Hanya saja saat ini, olahan sirup pidada belum diproduksi secara rutinitas oleh amsyarakat disana. Dikatakan Kepala Desa Tanjung Melayu, Samsul Rizal, biasanya jika ada yang ingin membeli harus pesan terlebih dahulu.
"Kalo mau pesan dulu, baru kita carikan sesuai pesanan mau buah pidada atau perepat, lalu kita buatkan sirupnya, sekitar dua harianlah udah siap sirupnya," ujar Samsul dalam wawancara bersama Inhilklik.com belum lama ini.

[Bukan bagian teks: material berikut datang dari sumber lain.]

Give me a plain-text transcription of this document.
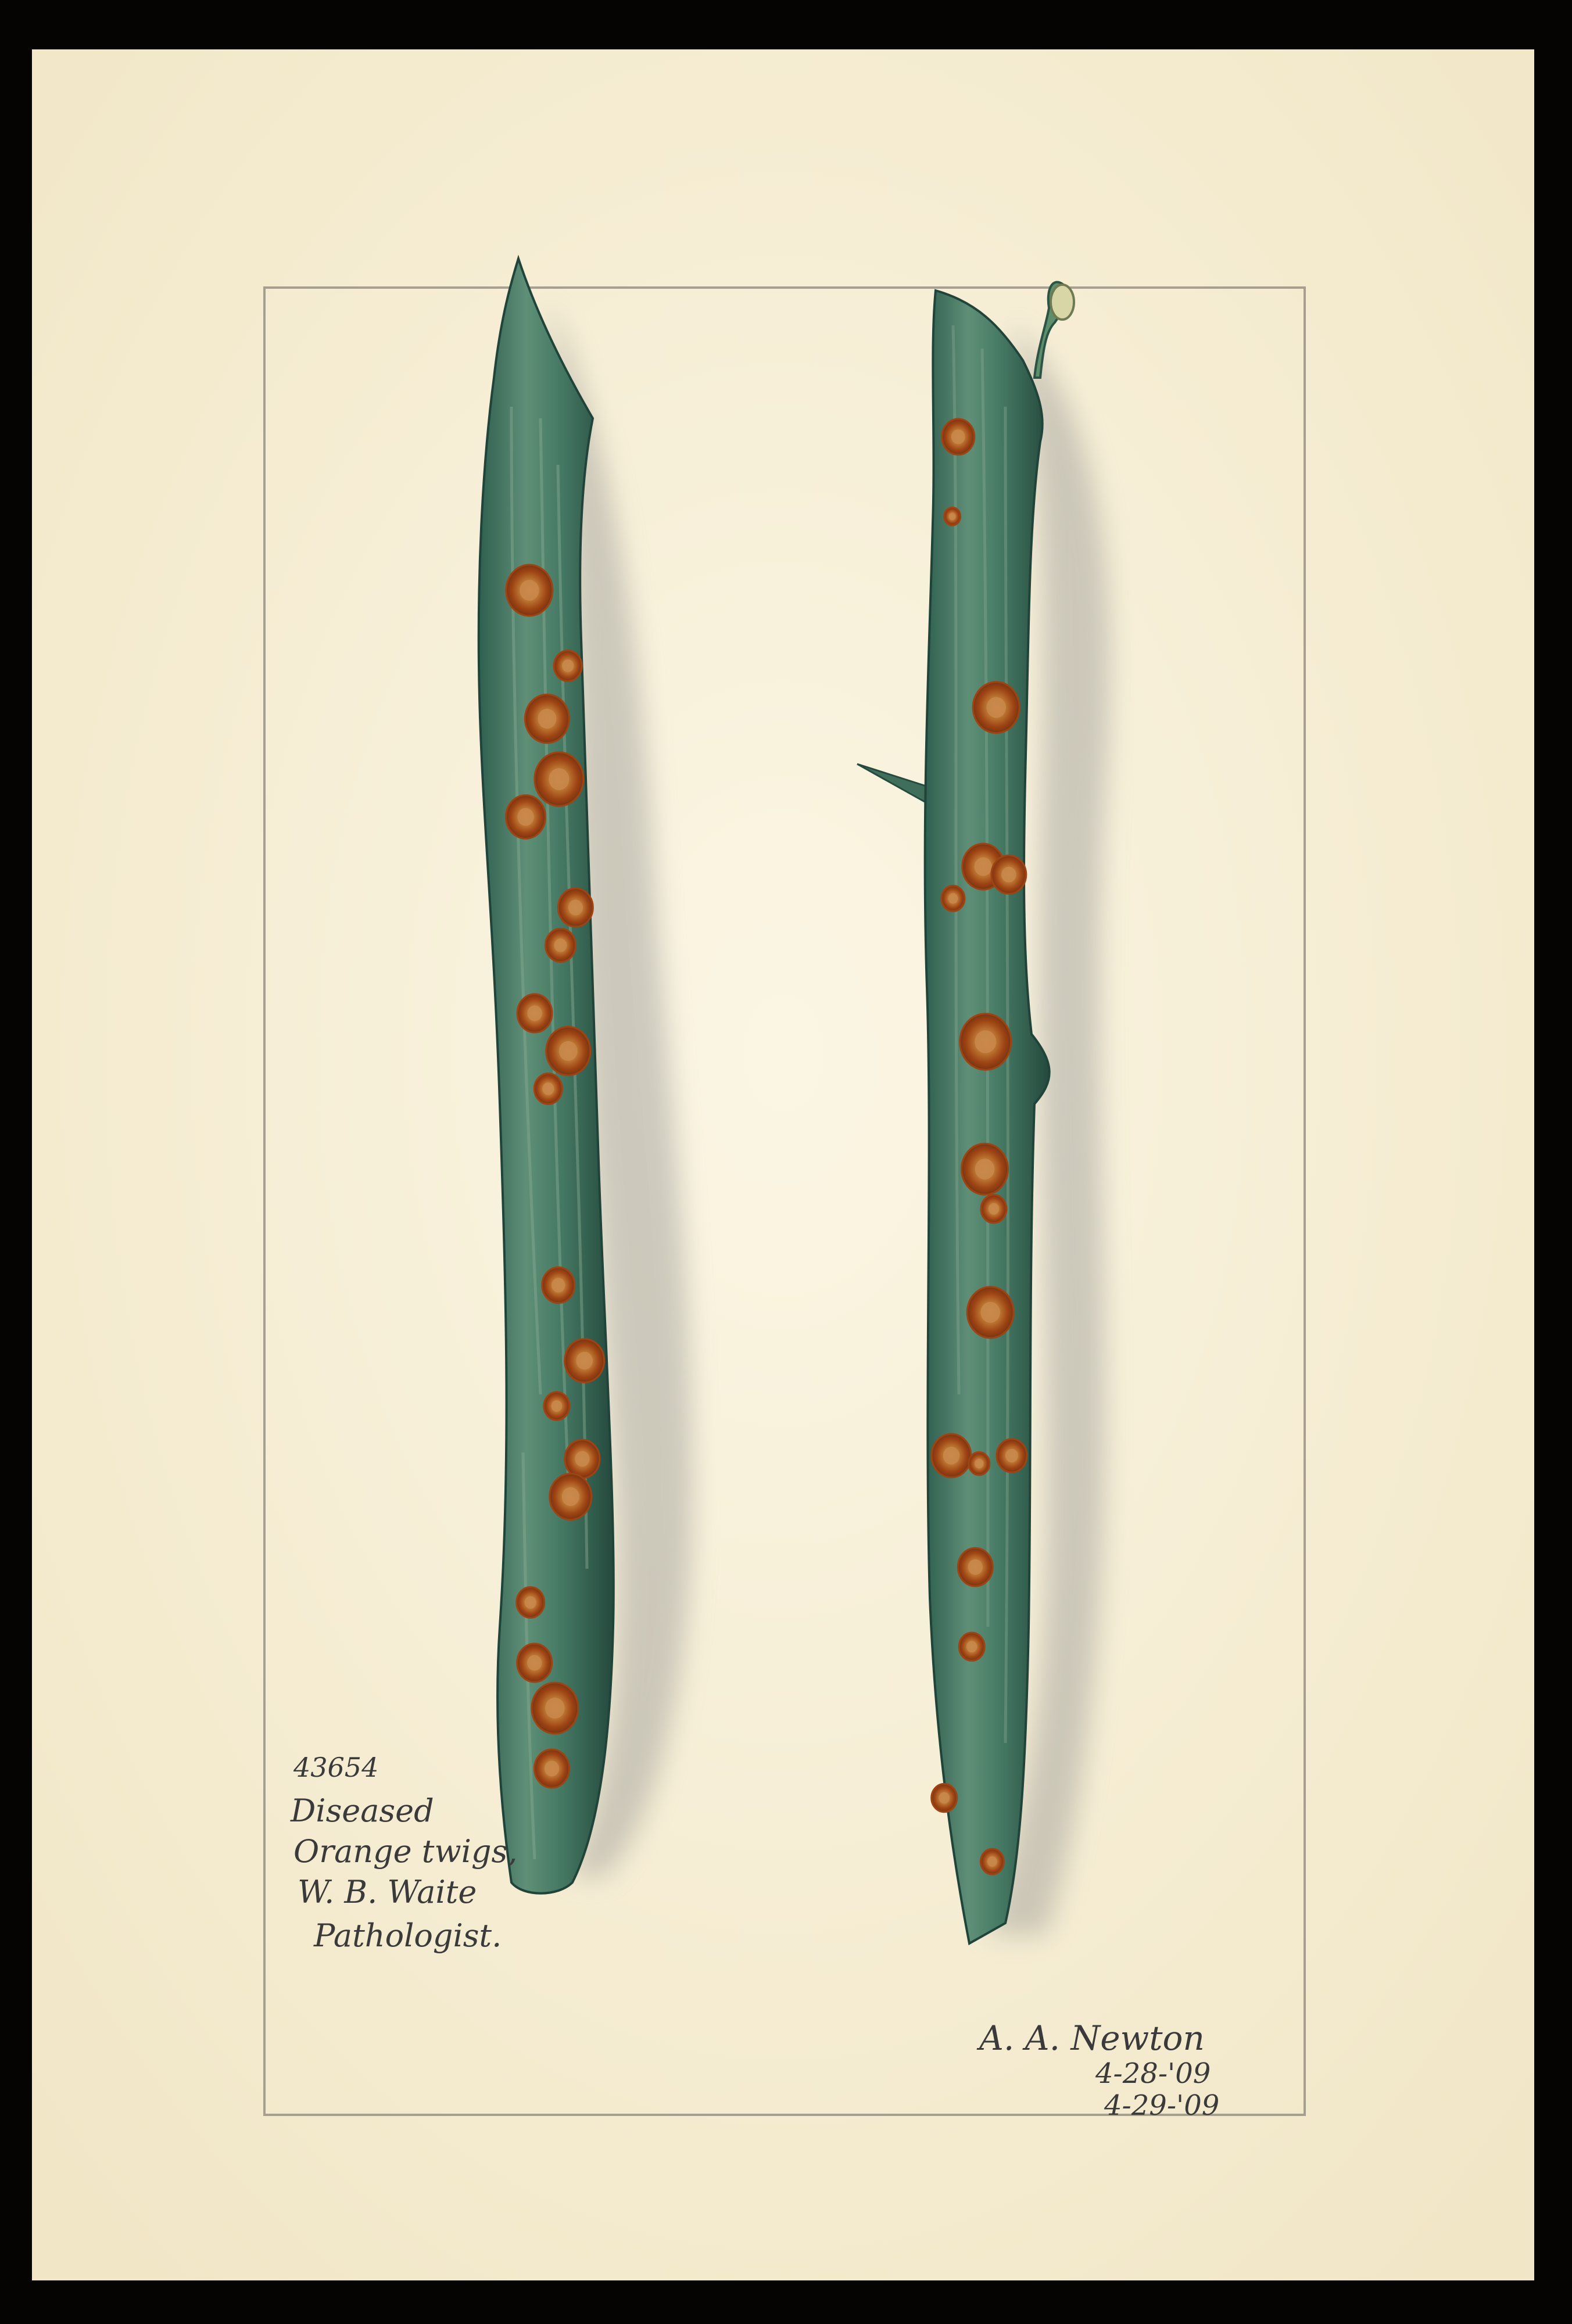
43654
Diseased
Orange twigs,
W. B. Waite
Pathologist.
A. A. Newton
4-28-'09
4-29-'09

Untuk harga juga tidak terlalu mahal, dikatakan Samsul, kemasan botol 300 ml biasa dihargai oleh masyarakat Rp. 20.000,-.
Jika ingin memesan sirup pidada atau perepat bisa dipesan memalui Kepala Desa Tanjung Melayu atau bagi anda yang punya kenalan di desa tersebut bisa menghubunginya.
"Kalo mau pesan lewat saya juga bisa, catat saja nomor saya 081371207832," ungkap Samsul.
Kedepannya, Samsul bertekad menjadikan sirup pidada dan perepat sebagai salah satu produk andalan Desa Tanjung Melayu dan diproduksi secara rutin sehingga mampu menjadi pemasukan ekonomi bagi desa dan masyarakat. (Ard)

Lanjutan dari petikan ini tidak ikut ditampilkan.